Police did not immediatel­y identify the officers or the man who was shot. A report on the altercatio­n at the apartment complex was also withheld.

McClanahan said Thursday afternoon that investigat­ors had determined that there had been a fight at the apartment complex, but no rape. The man arrested by police was released without being charged pending further investigat­ion.

McClanahan said police will release additional details in the case today.

The shooting Thursday was the fifth involving a Little Rock police officer this year.

In February, officer Angela Everett shot and killed Gregory Childress, 44, when Childress tried to rob her at gunpoint, according to police. Everett had been working off-duty as a security guard and was wearing her police uniform at the time.

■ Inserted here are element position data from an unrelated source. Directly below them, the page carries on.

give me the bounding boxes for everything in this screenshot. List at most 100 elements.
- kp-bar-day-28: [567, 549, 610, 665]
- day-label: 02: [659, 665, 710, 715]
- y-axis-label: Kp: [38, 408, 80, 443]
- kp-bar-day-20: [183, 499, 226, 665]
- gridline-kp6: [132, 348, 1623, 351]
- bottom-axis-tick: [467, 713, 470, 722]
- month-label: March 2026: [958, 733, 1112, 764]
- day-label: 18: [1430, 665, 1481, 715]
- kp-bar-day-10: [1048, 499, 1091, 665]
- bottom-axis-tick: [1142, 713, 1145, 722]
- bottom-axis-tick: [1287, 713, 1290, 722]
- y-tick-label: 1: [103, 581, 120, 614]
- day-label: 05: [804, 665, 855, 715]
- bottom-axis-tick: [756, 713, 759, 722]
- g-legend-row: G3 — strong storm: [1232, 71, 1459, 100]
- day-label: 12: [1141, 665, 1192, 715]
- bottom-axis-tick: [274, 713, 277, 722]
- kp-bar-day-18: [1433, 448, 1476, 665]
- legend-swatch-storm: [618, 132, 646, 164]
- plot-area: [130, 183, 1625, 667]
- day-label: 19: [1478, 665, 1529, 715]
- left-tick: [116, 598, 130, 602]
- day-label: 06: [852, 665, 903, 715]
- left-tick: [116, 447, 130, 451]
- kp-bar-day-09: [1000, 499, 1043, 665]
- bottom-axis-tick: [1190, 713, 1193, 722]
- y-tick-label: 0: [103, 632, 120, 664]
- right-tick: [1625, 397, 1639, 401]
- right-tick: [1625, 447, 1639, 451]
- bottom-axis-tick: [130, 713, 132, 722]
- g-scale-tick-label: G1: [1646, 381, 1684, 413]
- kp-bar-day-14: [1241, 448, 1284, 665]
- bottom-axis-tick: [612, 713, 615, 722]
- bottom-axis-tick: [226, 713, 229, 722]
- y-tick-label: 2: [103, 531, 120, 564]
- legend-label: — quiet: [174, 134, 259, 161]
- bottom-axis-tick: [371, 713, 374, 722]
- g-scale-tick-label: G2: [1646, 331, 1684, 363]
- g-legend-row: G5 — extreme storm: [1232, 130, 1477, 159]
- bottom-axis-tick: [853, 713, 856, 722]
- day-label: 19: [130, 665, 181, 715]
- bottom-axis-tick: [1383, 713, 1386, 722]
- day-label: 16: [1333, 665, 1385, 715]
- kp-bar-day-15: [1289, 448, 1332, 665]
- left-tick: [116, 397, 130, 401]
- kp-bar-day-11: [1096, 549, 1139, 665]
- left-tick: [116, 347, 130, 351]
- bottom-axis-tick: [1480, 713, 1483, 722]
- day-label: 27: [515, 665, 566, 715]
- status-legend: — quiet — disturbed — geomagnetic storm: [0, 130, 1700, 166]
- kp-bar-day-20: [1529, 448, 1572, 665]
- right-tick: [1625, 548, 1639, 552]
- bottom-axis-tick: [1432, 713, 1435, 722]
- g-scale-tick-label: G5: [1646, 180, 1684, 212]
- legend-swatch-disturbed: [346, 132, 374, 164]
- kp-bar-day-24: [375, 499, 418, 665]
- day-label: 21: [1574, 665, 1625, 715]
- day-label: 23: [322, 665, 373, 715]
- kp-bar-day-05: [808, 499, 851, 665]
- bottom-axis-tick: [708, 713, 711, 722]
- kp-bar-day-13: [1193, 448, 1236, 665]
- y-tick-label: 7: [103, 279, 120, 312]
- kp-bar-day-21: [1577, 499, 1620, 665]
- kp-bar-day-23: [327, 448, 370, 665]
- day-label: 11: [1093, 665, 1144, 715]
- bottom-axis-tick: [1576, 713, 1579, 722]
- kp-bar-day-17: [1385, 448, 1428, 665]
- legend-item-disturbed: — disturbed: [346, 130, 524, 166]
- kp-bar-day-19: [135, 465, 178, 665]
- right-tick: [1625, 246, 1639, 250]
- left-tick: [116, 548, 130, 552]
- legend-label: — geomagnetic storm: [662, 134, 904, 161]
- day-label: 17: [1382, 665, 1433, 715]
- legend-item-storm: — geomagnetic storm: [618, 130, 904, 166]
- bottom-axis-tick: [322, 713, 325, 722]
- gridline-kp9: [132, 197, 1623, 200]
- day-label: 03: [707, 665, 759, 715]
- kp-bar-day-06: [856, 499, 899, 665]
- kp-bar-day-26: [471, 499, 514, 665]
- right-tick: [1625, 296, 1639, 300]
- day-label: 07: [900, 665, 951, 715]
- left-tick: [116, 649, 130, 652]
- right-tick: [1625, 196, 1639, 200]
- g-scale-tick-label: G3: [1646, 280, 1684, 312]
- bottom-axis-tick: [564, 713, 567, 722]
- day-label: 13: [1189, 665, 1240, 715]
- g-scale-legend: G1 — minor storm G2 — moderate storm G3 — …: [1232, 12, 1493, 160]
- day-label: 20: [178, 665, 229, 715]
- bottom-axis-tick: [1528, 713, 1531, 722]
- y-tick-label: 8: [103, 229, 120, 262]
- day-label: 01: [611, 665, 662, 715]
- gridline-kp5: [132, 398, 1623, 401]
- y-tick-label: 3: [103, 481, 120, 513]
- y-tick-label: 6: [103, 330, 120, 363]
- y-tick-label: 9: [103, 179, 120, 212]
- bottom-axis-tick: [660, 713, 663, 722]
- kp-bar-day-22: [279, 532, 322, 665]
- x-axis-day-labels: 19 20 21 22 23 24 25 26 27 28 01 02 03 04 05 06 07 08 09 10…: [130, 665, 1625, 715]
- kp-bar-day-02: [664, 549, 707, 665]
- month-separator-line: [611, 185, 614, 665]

In March, officers Brian Osmundson and Samuel Hill fatally shot Michael Hornibrook, 54, in the city’s River Market District downtown, according to reports. Police said the officers shot Hornibrook when he raised a gun toward them. Prosecutor­s cleared the officers of any legal wrongdoing.

In April, officer Jonathan Gonzalez fatally shot Austin Dakota Snyder, 22, as Snyder tried to flee police in a hotel parking lot, the department reported. Snyder reportedly

rammed a vehicle and ignored commands to show his hands before Gonzalez opened fire.

In July, officer Ralph Breshears shot Rudy Avila, 22, outside a Chick-fil-A in west Little Rock after Avila stole a vehicle, drove toward the officer and refused to stop, according to police.

Little Rock police regulation­s state that officers can use deadly force only to “protect themselves or others from what they reasonably believe to be an immediate threat of death or serious physical injury.”

An investigat­ion into the latest shooting is ongoing.